The highest grossing film domestically for fifteen years, Spielberg's second foray into science fiction/fantasy was a runaway success with both audiences and critics alike. And despite losing its bid for Best Picture to Gandhi in 1982, it has remained one of the best loved films of all time, as is evidenced by its inclusion to the AFI's recent Top 100 list.
The touching story revolves around a young boy who befriends a lost alien trying to find his way home. Besides spawning a galaxy of merchandise with everything from dolls to lunchboxes (I had the Halloween costume myself), it also generated perhaps the most recognizable catchphrase of all time in 'E.T. Phone Home.' Such was the film's immense popularity, rivaled in its time only by Star Wars five years earlier.
The movie itself is surprisingly good, but not nearly as cool as it seemed as a kid. Sure, this might not be the most universal opinion I've ever written here, but I have to mention the fact that this movie was absolutely incredible when I watched it as a child. Now it's easier to appreciate different aspects of the film. The overall wonder and beauty of the film is still there, but it doesn't radiate the same kind of sleek, blockbuster, cool-to-be-a-part-of-it feel that it used to. Maybe if the rumored re-release the year after next comes to pass the feeling will return, because this is a film that should gain an awful lot by returning to the big screen.
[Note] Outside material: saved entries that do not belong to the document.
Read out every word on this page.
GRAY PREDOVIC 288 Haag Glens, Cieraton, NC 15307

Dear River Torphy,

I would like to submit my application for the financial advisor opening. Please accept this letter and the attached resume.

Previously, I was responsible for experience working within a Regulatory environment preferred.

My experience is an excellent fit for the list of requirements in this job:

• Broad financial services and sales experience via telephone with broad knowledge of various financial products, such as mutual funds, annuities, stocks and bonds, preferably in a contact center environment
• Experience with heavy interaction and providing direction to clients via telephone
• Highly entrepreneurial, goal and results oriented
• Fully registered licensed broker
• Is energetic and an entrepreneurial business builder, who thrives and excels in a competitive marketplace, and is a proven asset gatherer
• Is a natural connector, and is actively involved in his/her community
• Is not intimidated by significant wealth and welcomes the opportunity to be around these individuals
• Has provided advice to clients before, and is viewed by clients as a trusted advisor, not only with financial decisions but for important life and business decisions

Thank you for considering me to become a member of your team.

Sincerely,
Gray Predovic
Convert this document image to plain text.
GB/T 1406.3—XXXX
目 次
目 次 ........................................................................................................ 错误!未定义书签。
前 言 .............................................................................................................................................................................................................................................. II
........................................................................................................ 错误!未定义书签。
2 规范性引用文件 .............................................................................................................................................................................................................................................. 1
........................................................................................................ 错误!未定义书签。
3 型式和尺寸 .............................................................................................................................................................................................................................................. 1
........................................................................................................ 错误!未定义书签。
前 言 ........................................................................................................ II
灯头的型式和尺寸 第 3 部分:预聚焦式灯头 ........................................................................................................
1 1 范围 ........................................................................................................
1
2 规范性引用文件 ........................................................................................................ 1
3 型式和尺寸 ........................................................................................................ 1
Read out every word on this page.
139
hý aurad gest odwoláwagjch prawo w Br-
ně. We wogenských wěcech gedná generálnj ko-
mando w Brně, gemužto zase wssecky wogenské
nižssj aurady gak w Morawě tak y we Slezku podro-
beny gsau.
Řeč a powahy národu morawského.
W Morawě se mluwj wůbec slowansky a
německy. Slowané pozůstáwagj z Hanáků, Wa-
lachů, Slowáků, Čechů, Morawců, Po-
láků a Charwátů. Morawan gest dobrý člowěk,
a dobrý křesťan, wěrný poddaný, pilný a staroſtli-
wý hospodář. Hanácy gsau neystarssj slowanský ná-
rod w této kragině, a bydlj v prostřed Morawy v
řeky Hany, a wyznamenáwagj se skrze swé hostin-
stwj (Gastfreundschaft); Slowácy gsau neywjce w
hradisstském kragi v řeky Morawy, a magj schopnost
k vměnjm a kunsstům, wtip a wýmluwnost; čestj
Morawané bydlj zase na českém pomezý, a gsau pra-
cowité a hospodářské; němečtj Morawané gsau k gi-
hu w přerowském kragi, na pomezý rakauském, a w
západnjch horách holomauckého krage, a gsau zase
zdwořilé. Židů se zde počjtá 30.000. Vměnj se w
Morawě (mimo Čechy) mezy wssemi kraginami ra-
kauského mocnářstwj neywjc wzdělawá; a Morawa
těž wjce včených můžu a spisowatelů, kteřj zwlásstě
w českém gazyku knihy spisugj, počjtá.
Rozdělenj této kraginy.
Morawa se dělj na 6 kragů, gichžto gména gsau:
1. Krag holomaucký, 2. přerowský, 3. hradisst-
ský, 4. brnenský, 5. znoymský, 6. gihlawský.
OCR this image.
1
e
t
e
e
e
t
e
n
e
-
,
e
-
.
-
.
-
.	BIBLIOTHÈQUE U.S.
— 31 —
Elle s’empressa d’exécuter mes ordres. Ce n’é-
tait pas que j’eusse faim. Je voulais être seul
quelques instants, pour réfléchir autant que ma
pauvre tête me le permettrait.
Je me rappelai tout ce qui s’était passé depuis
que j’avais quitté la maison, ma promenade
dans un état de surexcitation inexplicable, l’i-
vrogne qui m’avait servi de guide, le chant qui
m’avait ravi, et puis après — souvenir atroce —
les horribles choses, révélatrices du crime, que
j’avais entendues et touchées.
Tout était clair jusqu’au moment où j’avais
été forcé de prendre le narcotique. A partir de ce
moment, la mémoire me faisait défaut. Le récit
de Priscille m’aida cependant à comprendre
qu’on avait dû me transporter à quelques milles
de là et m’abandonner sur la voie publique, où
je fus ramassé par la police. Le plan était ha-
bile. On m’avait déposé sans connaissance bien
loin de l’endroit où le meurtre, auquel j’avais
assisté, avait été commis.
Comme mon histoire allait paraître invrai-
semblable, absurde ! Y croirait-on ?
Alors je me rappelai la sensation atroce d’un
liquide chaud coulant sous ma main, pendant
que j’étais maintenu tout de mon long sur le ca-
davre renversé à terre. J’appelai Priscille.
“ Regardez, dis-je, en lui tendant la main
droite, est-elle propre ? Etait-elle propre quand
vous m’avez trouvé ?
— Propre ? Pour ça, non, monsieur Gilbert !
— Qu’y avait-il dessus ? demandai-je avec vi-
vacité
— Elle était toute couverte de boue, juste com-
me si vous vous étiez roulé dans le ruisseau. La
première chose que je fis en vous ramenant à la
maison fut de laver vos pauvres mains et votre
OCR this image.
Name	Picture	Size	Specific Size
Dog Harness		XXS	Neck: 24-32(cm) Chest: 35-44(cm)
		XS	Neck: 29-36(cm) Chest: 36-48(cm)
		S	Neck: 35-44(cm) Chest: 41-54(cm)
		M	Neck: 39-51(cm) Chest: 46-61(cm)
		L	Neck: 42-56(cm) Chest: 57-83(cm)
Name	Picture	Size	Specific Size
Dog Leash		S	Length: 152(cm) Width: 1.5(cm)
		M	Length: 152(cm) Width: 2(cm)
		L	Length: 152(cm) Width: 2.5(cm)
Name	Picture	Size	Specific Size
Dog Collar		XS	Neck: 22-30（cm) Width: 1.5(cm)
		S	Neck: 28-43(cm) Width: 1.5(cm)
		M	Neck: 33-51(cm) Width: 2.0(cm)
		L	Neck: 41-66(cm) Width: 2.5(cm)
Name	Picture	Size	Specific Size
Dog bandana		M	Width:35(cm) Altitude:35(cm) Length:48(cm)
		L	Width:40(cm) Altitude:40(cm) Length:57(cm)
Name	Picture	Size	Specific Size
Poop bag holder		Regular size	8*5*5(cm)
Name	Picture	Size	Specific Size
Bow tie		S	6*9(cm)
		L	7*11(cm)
Still, it's hard to fault this picture simply because it doesn't feel the same anymore. The direction is pitch-perfect in managing to reveal the world of this lonely boy and his alien friend. Handled differently, this could have easily been a forgettable buddy kid-flick that pandered incessantly and had nothing to say (Mac and Me, anyone?). But Spielberg took what he learned making Close Encounters of the Third Kind and enhanced the sheer awe and wonder of the scope so that it became a universal theme instead of a character's trait. Also, the performances, particularly that of Henry Thomas as the boy, Elliot, are so thoroughly believable that you tend not to feel that you're watching science fiction at all, but riveting drama, if a little skewered toward younger viewers.
E.T. the Extra Terrestrial capped a remarkable run for Spielberg that in seven years produced four legitimate masterpieces (Jaws, Close Encounters, Raiders of the Lost Ark, and E.T.) and only one qualified bomb (1941). From here he would go into a mild slump through the 80s that saw the second and third Indiana Jones films (worthy efforts, but no real challenge), a segment in the Twilight Zone movie, The Color Purple (almost great), and Always (mediocre at best). It wouldn't be until he decided to 'grow up' and make adult films in the 90s that he would see the awards catch up with the acclaim he had long been showered in. E.T. is notable for being the first major turning point in his career, after which things started to slide downward, but the film itself is pure joy.